The Metropolitan Indianapolis-Central Indiana Area Health Education Center’s College Prep Academy, which has been hosted by the University of Indianapolis for the last three years, brings students who experience economic or educational disadvantages to campus to learn about the jobs they could acquire in the healthcare industry. A grant provides the CPA with the resources it needs to provide students with the experiences that needed to apply and be accepted in a healthcare related program.
“Within this program, specifically, we are able to help these students get a better understanding of exactly what these health careers are and help them go in to those fields,” said Executive Director of MICI-AHEC Erica Young.
The CPA is a 20-week Saturday program that started on Sept. 20. The federally funded grant is for 11th and 12th grade students that are from areas that would not normally get the chance to see the healthcare careers offered at colleges, according to Young.
“With these 20 weeks, we expose them to panel discussions; we go on college tours; we bring in health professionals from all the different fields to come in and speak to our students about what they do, what their day is like, the type of schooling they need in order to pursue the career they are in,” Young said.
The MICI-AHEC staff uses the classes to help prepare students for college and adulthood.

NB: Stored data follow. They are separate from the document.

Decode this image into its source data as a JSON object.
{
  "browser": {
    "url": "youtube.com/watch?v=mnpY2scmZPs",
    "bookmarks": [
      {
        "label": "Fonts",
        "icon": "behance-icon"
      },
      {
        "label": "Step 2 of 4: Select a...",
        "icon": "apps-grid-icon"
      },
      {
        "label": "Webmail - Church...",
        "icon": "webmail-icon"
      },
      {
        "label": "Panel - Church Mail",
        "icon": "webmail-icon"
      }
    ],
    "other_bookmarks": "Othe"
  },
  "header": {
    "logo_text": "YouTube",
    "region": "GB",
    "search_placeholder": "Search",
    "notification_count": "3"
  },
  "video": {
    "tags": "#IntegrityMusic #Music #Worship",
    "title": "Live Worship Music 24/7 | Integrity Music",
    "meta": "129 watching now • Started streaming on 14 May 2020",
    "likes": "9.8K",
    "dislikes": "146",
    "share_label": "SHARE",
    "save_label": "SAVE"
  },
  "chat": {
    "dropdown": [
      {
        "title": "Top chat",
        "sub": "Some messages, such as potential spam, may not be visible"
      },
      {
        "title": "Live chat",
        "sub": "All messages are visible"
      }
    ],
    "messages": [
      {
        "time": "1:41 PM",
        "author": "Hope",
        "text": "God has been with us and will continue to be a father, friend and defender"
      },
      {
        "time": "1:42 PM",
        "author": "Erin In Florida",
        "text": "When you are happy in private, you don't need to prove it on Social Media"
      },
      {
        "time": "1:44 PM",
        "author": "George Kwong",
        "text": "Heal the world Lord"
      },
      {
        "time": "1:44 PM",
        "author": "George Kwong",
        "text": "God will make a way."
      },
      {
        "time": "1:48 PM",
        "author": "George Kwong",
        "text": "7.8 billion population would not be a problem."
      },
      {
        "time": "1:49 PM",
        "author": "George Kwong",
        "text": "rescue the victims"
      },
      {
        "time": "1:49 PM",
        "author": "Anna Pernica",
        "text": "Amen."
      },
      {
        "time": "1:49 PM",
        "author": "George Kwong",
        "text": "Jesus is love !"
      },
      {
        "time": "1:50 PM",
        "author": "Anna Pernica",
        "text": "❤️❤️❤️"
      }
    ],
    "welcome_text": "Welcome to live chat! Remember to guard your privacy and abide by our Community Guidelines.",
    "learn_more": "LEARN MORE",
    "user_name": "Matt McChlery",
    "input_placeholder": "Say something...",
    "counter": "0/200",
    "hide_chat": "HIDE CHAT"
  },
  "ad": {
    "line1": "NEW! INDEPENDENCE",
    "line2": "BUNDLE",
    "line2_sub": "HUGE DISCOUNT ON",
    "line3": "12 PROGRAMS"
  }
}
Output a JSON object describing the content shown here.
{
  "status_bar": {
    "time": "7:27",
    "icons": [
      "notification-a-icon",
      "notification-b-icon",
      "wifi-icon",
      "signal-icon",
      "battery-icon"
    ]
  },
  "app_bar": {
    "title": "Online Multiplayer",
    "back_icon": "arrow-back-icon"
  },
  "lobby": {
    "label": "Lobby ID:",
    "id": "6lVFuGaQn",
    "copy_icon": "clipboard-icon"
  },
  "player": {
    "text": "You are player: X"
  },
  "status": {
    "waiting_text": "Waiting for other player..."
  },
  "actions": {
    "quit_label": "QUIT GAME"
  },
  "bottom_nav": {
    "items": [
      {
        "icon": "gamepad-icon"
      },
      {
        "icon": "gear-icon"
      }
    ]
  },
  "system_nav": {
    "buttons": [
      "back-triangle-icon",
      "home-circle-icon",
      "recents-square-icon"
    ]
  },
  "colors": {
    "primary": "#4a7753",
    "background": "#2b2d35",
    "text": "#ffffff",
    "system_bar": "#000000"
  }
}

Along with learning about healthcare professions, life skills sessions that consists of financial literacy, saving, budgeting, self-branding and resume building. Test prep and interviewing practice also are offered during the course, according to Young.
On college visits, the students get to tour the facilities and learn about what the school offers. Learning what the inside of the dorms are like, providing a chance to see the food options, and exploring the Health Pavilion to learn more about the health programs offered on the campus is great for the students, according to Young. Young said that the CPA’s plan is to expose the students to everything that college should offer and that being on the UIndy campus the past three years has been great for the program.
“Because they’re here, and they’re coming to campus every [Saturday]. … they have that visualization of, ‘Wow, I can really see myself coming here,’” Young said.
Outreach Coordinator Shaun Golden said she likes working for the CPA because it allows her to focus on students who need more help and to help foster their ability to be responsible.
“Healthcare isn’t really my thing, but … I am all for getting students involved in it,” Golden said. “… I have a heart for seeing the kids succeed. I have a heart for giving back to the community.”
Once the students are in the program, helping them and working with them is easier when issues arise, but recruiting them to join to the CPA is the hardest part, Golden said.
The MICI-AHEC staff goes out to schools, including rural and inner city schools, to tell students about the opportunity that the CPA offers, according to Young. Due to economic disadvantages, many of these schools are not able to provide their students with a substantial amount of information about healthcare fields. According to Young, the CPA allows the students to have more information and experience what college can offer them.